Ele, um cara de meia-idade, andava acelerado em direção ao metrô. Olhava e não via nada em volta, só a quantidade ensurdecedora de carros e pessoas falando alto sobre coisas com as quais ele não se importava. A estação não estava tão longe, mas havia uma tempestade se formando e ele já estava mais do que desconfortável com suas próprias tormentas: algumas contas em atraso, muito tempo sozinho, decepção com suas escolhas políticas… a lista era longa.

Entra na estação, passa a catraca como quem entra num estádio em dia de final e consegue pegar o metrô parado naquela estação. Por uma dessas poucas bem-feitorias do destino, vazio. Encontra um lugar vago – no canto, como gostava – e senta. Coloca os fones, liga a música e pega um livro pra ler. O trajeto é longo e ele já se prepara pra tentar esquecer da sua vida mergulhando no papel.

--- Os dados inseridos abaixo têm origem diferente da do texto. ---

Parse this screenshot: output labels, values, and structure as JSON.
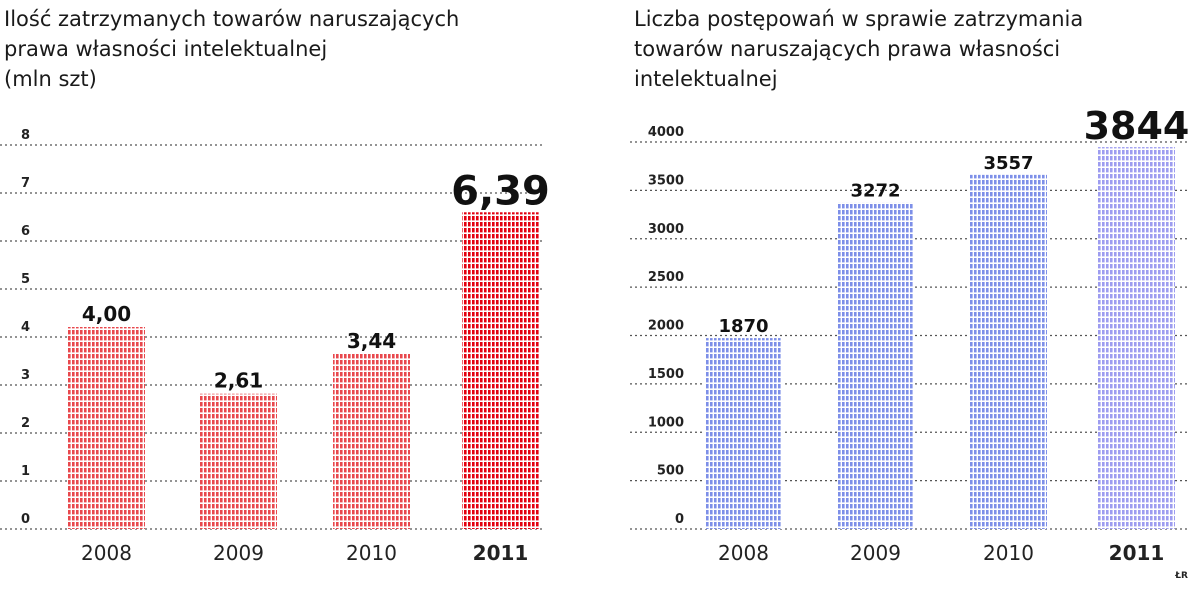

Não lê uma linha. Quando está se ajustando na cadeira, entra uma moça – é o suficiente pra que ele não consiga mais fazer outra coisa a não ser observá-la. Vinte e tantos anos, séria e segura de si; um olhar extremamente profundo e marcante que o faz esquecer de tudo, da sua vida e do seu livro, afinal, o que ele via naquele olhar era bem mais profundo. Os cabelos levemente ondulados balançavam junto aos movimentos do vagão e ele sentia-se balançar por completo, internamente. Naquele instante, as tormentas todas passaram – só havia brisa e paz.

Em determinado momento, ela percebeu que estava sendo olhada e retribuiu, ainda que timidamente, o olhar. Por alguns segundos eles estiveram no mesmo lugar, na mesmo compasso dessa sinfonia de sons moderna, que teve seu movimento interrompido quando um estranho falou: “próxima estação, Luz”.

Ela se levantou, acenou com a cabeça e desceu.

Ele sorriu e abriu seu livro na página 1.